Il 25 marzo ricorrono sessant’anni dalla firma del Trattato di Roma, che istituiva la Cee (Comunità economica europea). L’Europa unita ha dunque un’età di tutto rispetto. Ma qual è lo stato di salute del progetto? A giudicare dalle tante istanze nazionaliste e separatiste che stanno godendo di particolare vigore nell’ultimo periodo, sembra che il passaggio dalla comunità economica a quella politica sia lontano dall’essere compiuto. Proprio in questi giorni comincerà ufficialmente il processo di uscita del Regno Unito dall’Ue, un fenomeno che indubbiamente, a livello di immagine, indebolisce maggiormente la seconda delle due. Se è ancora tutto da valutare l’impatto di Brexit sull’economia britannica, il patto europeo si ritrova orfano di un membro di grande importanza economica e politica.

Quasi dappertutto, partiti e movimenti che prevedono nel proprio programma l’uscita dall’Europa o dall’euro non hanno mai goduto della forza di cui godono adesso. Inoltre, la situazione di emergenza relativa al grandissimo numero di profughi che si sono riversati sul continente nei mesi scorsi ha dato nuova legittimazione a chi propone un’ulteriore stretta alla circolazione di persone. La globalizzazione e le conseguenze della crisi del 2008 hanno poi contribuito ad alimentare sentimenti negativi verso il mercato libero e verso tutte le limitazioni all’intervento degli Stati in economia previste dai trattati europei. Oltre ai nazionalismi, poi, non vanno trascurati i movimenti separatisti che chiedono, su base etnica o linguistica, l’indipendenza dallo Stato di appartenenza. Una mappa elaborata nel 2014 mostra con efficacia come apparirebbe il continente se tutte le istanze separatiste fossero accolte. Sintetizzando, a guardare il quadro in questi termini non sembra proprio che l’Unione se la passi bene.

Ovviamente per molti aspetti il progetto europeo è stato ed è positivo, non fosse altro che per la prolungata stagione di pace e stabilità che ha garantito nel continente. Anche qui però bisognerebbe valutare il contesto in senso più ampio e capire se questa funzione di preservazione della pace potrà ancora essere efficace in caso di future tensioni.

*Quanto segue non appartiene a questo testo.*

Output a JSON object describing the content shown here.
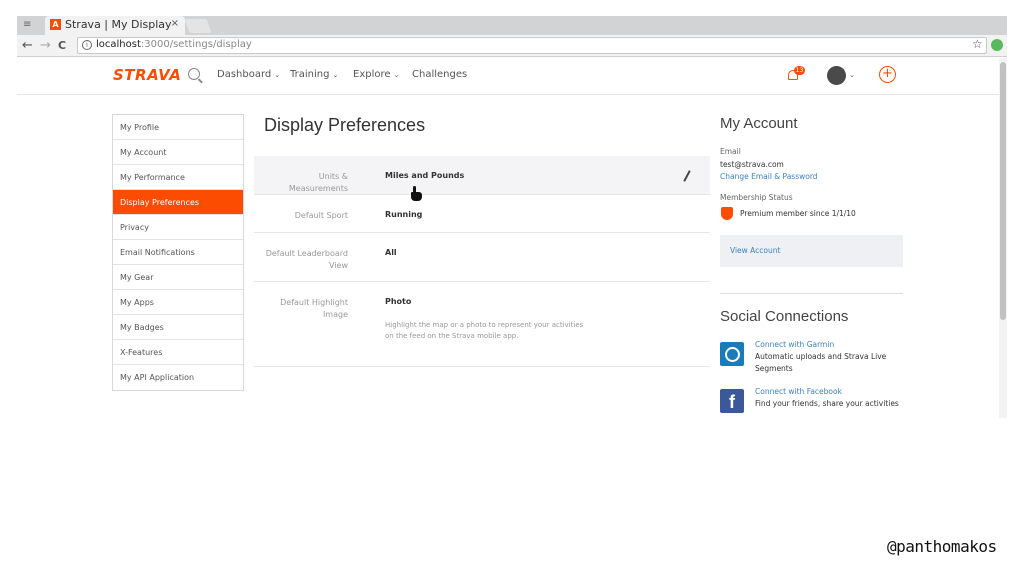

Un docente di economia politica dell’università di Harvard, Dani Rodrik, individua in un suo intervento alcuni grandi fallimenti dell’Unione europea. Su tutti, il fatto che non si sia perseguita una direzione sociale per lo sviluppo del progetto: «L’Europa avrebbe potuto incoraggiare lo sviluppo di un modello sociale comune parallelamente all’integrazione economica, che avrebbe reso necessaria l’integrazione non solo dei mercati, ma anche delle politiche sociali, delle istituzioni del mercato del lavoro e delle disposizioni fiscali. La diversità tra i modelli sociali in Europa, unitamente alla difficoltà di raggiungere un accordo su regole comuni, avrebbe posto un freno naturale al passo e all’estensione dell’integrazione».

Dunque i limiti dell’Ue derivano proprio dai suoi pilastri fondativi, su tutti il fatto di partire da un’unione economica, pensando che poi quella politica sarebbe seguita: «All’inizio la strategia ha funzionato – prosegue Rodrik –: l’integrazione economica restava un passo avanti rispetto all’integrazione politica, ma non troppo avanti. Poi, dopo gli anni Ottanta, l’Ue ha fatto un salto nel buio, adottando un’ambiziosa agenda del mercato unico che puntava a unificare le economie europee, indebolendo le politiche nazionali che intralciavano la libera circolazione non solo di beni, ma anche di servizi, persone e capitali. L’euro fu la logica prosecuzione di questo programma. Fu una sorta di iper-globalizzazione su scala europea». Dunque forse è proprio questa sfasatura la chiave da cui partire per fare ripartire l’Unione: in qualche modo si deve ridurre la frattura, rallentando l’integrazione economica oppure incrementando quella politica, possibilmente cercando una maggiore legittimazione tra i cittadini e garantendo loro forme di partecipazione più avanzate.

Il presidente della Commissione europea Jean-Claude Juncker ha compilato un Libro bianco sul futuro dell’Europa, in cui propone cinque scenari possibili. Sintetizzando, le strade proposte sono «proseguire con l’agenda attuale, concentrarsi solo sul mercato unico, consentire un’Europa a più velocità, ridimensionare l’agenda, o puntare all’ambizioso obiettivo di un’integrazione omogenea e più completa». Il problema è che forse nessuna delle cinque è realistica e percorribile. Provenendo da un europeista convinto come Juncker, il documento, più che una reale rassegna di proposte, è forse un invito a riflettere rivolto ai capi di Stato di tutta l’Unione. E non conviene temporeggiare troppo.